Regulasi baru ini juga cukup berimbas pada mereka yang masih duduk dibangku kelas X dan kelas XI. Tentu mereka akan mempersiapkan diri secara maksimal untuk mendapatkan nilai terbaik di raportnya kelak. Ada pihak yang diuntungkan, guru dan bimbel. Seorang guru dapat saja mengkatrol nilai muridnya dengan syarat tertentu ( suap ). Meski aturan melarang guru mengkatrol nilai muridnya, namun tetap saja “ manusia lebih cerdik dari aturan yang dibuatnya ”. Selain itu, bimbel juga akan kebanjiran pelamar  yang mendaftarkan diri demi meraih nilai terbaik dikelasnya, mengingat aturan jalur undangan tiap sekolah berbeda-beda tergantung akreditasi sekolah tersebut.
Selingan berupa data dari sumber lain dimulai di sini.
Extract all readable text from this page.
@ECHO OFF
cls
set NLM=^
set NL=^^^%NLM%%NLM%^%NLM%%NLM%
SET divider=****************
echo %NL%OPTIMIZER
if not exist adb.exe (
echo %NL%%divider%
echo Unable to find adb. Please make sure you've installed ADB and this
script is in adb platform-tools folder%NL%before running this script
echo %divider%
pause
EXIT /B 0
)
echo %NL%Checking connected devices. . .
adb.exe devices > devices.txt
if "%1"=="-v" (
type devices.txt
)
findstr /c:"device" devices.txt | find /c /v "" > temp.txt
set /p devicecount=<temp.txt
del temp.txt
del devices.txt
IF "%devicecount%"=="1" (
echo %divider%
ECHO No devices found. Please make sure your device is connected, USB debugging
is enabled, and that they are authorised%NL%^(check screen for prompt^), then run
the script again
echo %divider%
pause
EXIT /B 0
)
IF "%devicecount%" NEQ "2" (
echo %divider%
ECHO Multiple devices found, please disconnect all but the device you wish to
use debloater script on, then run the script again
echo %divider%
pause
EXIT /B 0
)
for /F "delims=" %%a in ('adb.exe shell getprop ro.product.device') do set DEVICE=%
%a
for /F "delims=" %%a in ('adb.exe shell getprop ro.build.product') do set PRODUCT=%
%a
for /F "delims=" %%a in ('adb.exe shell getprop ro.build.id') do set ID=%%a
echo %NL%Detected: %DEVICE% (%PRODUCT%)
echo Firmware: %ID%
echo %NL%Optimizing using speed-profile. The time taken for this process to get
Hadirnya bimbel seperti memberikan angin segar bagi mereka, namun disisi lain mereka ( calon mahsiswa ) akan tercetak sebagai anak bimbel bukan anak sekolah yang hanya akan jago ketika dihadapkan dengan beribu soal tapi tumpul ketika dihadapkan dengan sebuah konsep yang tidak mereka dapatkan di bimbel.
Satu hal lagi yang hampir saja terlewatkan, dalam sistem jalur undangan yang dilhat adalah peringkat si siswa dikelasnya. Tentu bagi sekolah yang tidak bersertifikasi khusus ada pembedaan. Gampangnya, mereka yang menduduki peringkat 1 – 20 di sekolah reguler berakreditasi A akan jauh berbeda dengan mereka yang bersekolah berakreditasi A dan RSBI pula. Nilai standar 8 misalkan di sekolah reguler akan terkesan “ wah ” namun jika itu berlaku di RSBI akan terkesan biasa saja. Tentu saja dari pengalaman jalur undangan yang sudah-sudah, mereka yang bersekolah di RSBI akan mempunyai kesempatan lebih agar bisa diterima di PTN, dan mereka yang bersekolah berlabel reguler/mandiri akan lebih bersabar jika tidak diterima melalui jalur undangan. So, apakah anda melihat adanya kesenjangan pendidikan di negeri ini ? Mereka yang hidup jauh di pelosok dan bersekolah di tempat yang biasa saja akan sangat sulit mewujudkan mimpinya berkuliah di UI, ITB, UGM, dan kampus favorit lainnya, tapi jangan tanya dengan mereka yang bersekolah di kota, berlabel RSBI dan mendapat kesempatan mengikuti bimbel full selama tiga tahun. Masalah yang cukup dilematis dan benar terjadi di negeri ini. Kalau kebijakan ini benar-benar diterapkan dengan menghapus ujian tulis, saya tidak yakin bila outputnya nanti akan mampu berdaya saing.
Jika memang benar, kebijakan tersebut dinilai pantas diterapkan pada tahun mendatang, ini akan menjadi “ karpet merah “ bagi kecurangan-kecurangan dilingkup sekolah, UN dan sektor lainnya. Sekali lagi, ini merupakan bagian dari upaya pemerintah yang dipandang tidak mengintergrasikan antara kebijakan dengan realita yang terjadi. ( ECCorp)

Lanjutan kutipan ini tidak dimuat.